5/5
A great book that covers the brief history of Israel from the start of WWI and WWII to modern times. As someone who was curious about Israeli history but did not want to waste time on reading all the important battles and the names involved (cuz who can remember them a year down the road anyway…), this book gives the historical importance of those key events like the seven days war.
In some ways, Israel is like the US. It is a multinational and multicultural, and yet those people formed a strong bond among them due to the same religious belief and the same hope for a new life in a “virgin” land. Of course later people actually admit that the land was not really “virgin”, but inhabited by people who were forced to form a national identity around the fact that they were driven out by Isralians. Nevertheless, like the protestants who arrived in the US, the Jews who migrated built an amazing country that stands as one of the most prosperous nations.

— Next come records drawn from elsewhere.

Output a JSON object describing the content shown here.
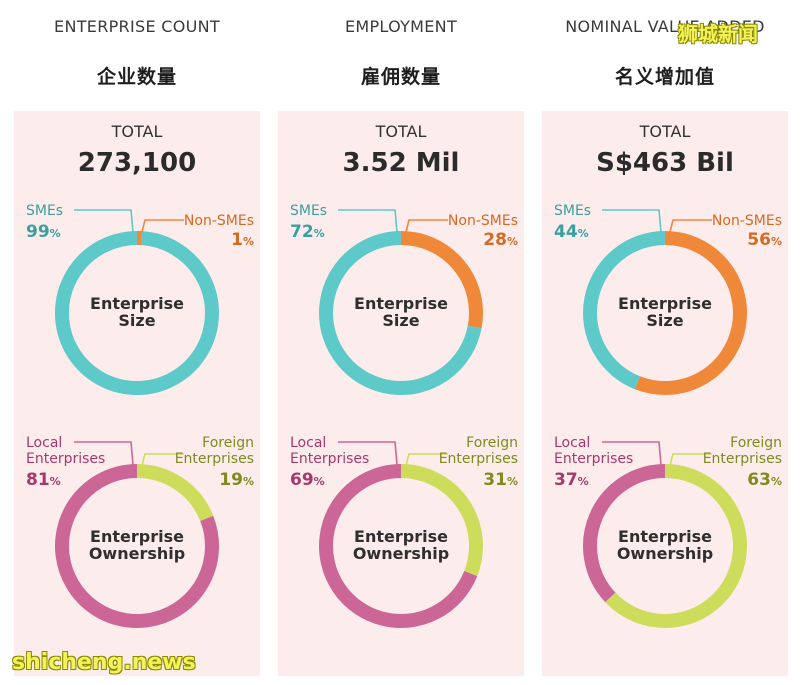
{
  "chart_data": [
    {
      "type": "pie",
      "heading": "ENTERPRISE COUNT",
      "heading_cn": "企业数量",
      "total_label": "TOTAL",
      "total_value": "273,100",
      "donuts": [
        {
          "title": [
            "Enterprise",
            "Size"
          ],
          "slices": [
            {
              "name": [
                "SMEs"
              ],
              "value": 99,
              "color": "#5ec9c9"
            },
            {
              "name": [
                "Non-SMEs"
              ],
              "value": 1,
              "color": "#f0883a"
            }
          ]
        },
        {
          "title": [
            "Enterprise",
            "Ownership"
          ],
          "slices": [
            {
              "name": [
                "Local",
                "Enterprises"
              ],
              "value": 81,
              "color": "#cc6696"
            },
            {
              "name": [
                "Foreign",
                "Enterprises"
              ],
              "value": 19,
              "color": "#cddc5a"
            }
          ]
        }
      ]
    },
    {
      "type": "pie",
      "heading": "EMPLOYMENT",
      "heading_cn": "雇佣数量",
      "total_label": "TOTAL",
      "total_value": "3.52 Mil",
      "donuts": [
        {
          "title": [
            "Enterprise",
            "Size"
          ],
          "slices": [
            {
              "name": [
                "SMEs"
              ],
              "value": 72,
              "color": "#5ec9c9"
            },
            {
              "name": [
                "Non-SMEs"
              ],
              "value": 28,
              "color": "#f0883a"
            }
          ]
        },
        {
          "title": [
            "Enterprise",
            "Ownership"
          ],
          "slices": [
            {
              "name": [
                "Local",
                "Enterprises"
              ],
              "value": 69,
              "color": "#cc6696"
            },
            {
              "name": [
                "Foreign",
                "Enterprises"
              ],
              "value": 31,
              "color": "#cddc5a"
            }
          ]
        }
      ]
    },
    {
      "type": "pie",
      "heading": "NOMINAL VALUE ADDED",
      "heading_cn": "名义增加值",
      "total_label": "TOTAL",
      "total_value": "S$463 Bil",
      "donuts": [
        {
          "title": [
            "Enterprise",
            "Size"
          ],
          "slices": [
            {
              "name": [
                "SMEs"
              ],
              "value": 44,
              "color": "#5ec9c9"
            },
            {
              "name": [
                "Non-SMEs"
              ],
              "value": 56,
              "color": "#f0883a"
            }
          ]
        },
        {
          "title": [
            "Enterprise",
            "Ownership"
          ],
          "slices": [
            {
              "name": [
                "Local",
                "Enterprises"
              ],
              "value": 37,
              "color": "#cc6696"
            },
            {
              "name": [
                "Foreign",
                "Enterprises"
              ],
              "value": 63,
              "color": "#cddc5a"
            }
          ]
        }
      ]
    }
  ],
  "colors": {
    "panel_bg": "#fdecec",
    "sme": "#5ec9c9",
    "non_sme": "#f0883a",
    "local": "#cc6696",
    "foreign": "#cddc5a",
    "sme_text": "#3b9f9f",
    "non_sme_text": "#d46a23",
    "local_text": "#a8386c",
    "foreign_text": "#7f8a1f"
  },
  "unit_symbol": "%",
  "watermarks": {
    "top": "狮城新闻",
    "bottom": "shicheng.news"
  }
}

One interesting perspective provided in the book is that the modern generation do not possess a strong religious and patriotic zeal that has driven Jewish people from all over the world to form a new nation. And that is perhaps because of the inherent contradiction in Israel. On one hand Israel is the land of hope for all the Jews on earth. It’s their promised land. But on the other hand they took the land from an equally innocent group of people. In order to justify this act, the government was forced to adopt a perhaps extreme ideology, which can do nothing but distort the true facts in history. And the price paid for such distortion is that the newer generation, who see through the lense put in front of them, drifts away from their nation and their religious practice. Thus the club scenes in Tel Aviv.
Overall this is a good book that I would recommend 100% for people who want to know about Isaeli history and culture.